Shifting politics at the state oil company violates one of Chávez's primary goals, which is to keep the country's oil out of the hands of the US and the local opposition, whom he calls "lackeys." But there is no sign of another round of political purges at the company, which went on strike against the president's policies ten years ago, driving up oil prices worldwide.

Not all want ‘change’

One irony of the race is that the self-proclaimed revolutionary is now a conservative choice, attracting support from people who have gained under his administration and now fear losing their piece of the pie — be it a lucrative contract, a basic job, or something as small as a handouts of inexpensive meat and milk. Chávez won in 1998 as the candidate of hope and change, but he is now an institution.

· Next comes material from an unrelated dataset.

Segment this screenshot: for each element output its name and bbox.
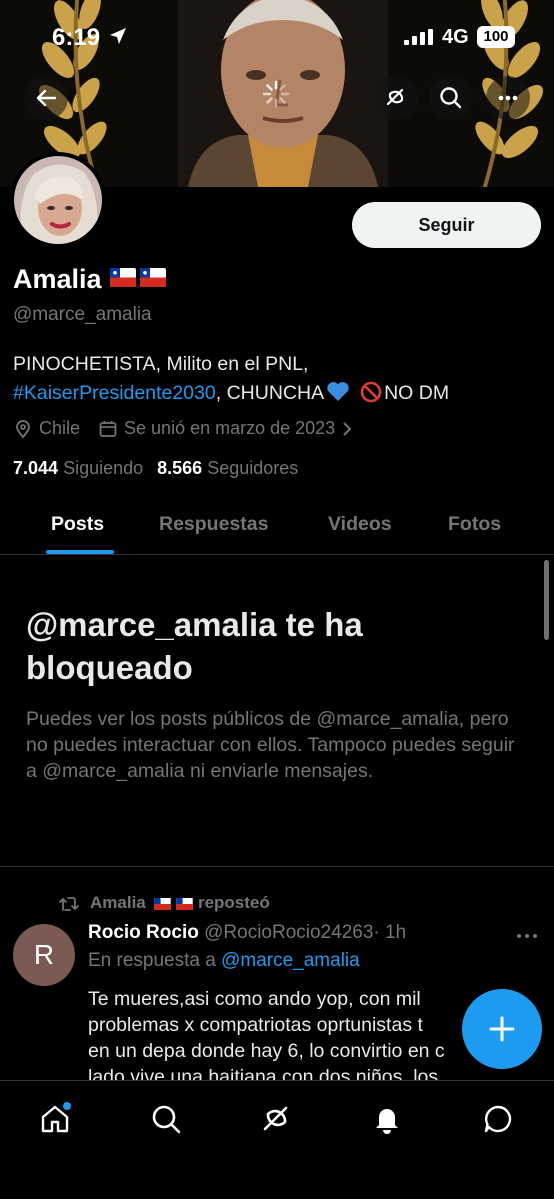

Adriana Marin says she has friends who will vote for the president because their parents are doing much better under Chávez than they had under prior administrations. She says she'll support Capriles because she says Venezuela is becoming less free compared to other countries in the region.

Ms. Marin isn't alone. Capriles has hooked many supporters with his message of change. When he closed out his campaign in the region Tuesday, tens of thousands of supporters turned out. He told them he would halt the politicization of state enterprises and the current policy of pressuring workers to contribute one day of salary per month to the governing political party.

Chávez, who is recovering from cancer, didn't show up to his own campaign-closing ceremony here, instead saving energy for a rally yesterday in Caracas that was likely the biggest of the campaign. There, he responded to those who say he hasn't fulfilled long-standing promises, telling the crowd he’ll be more "efficient."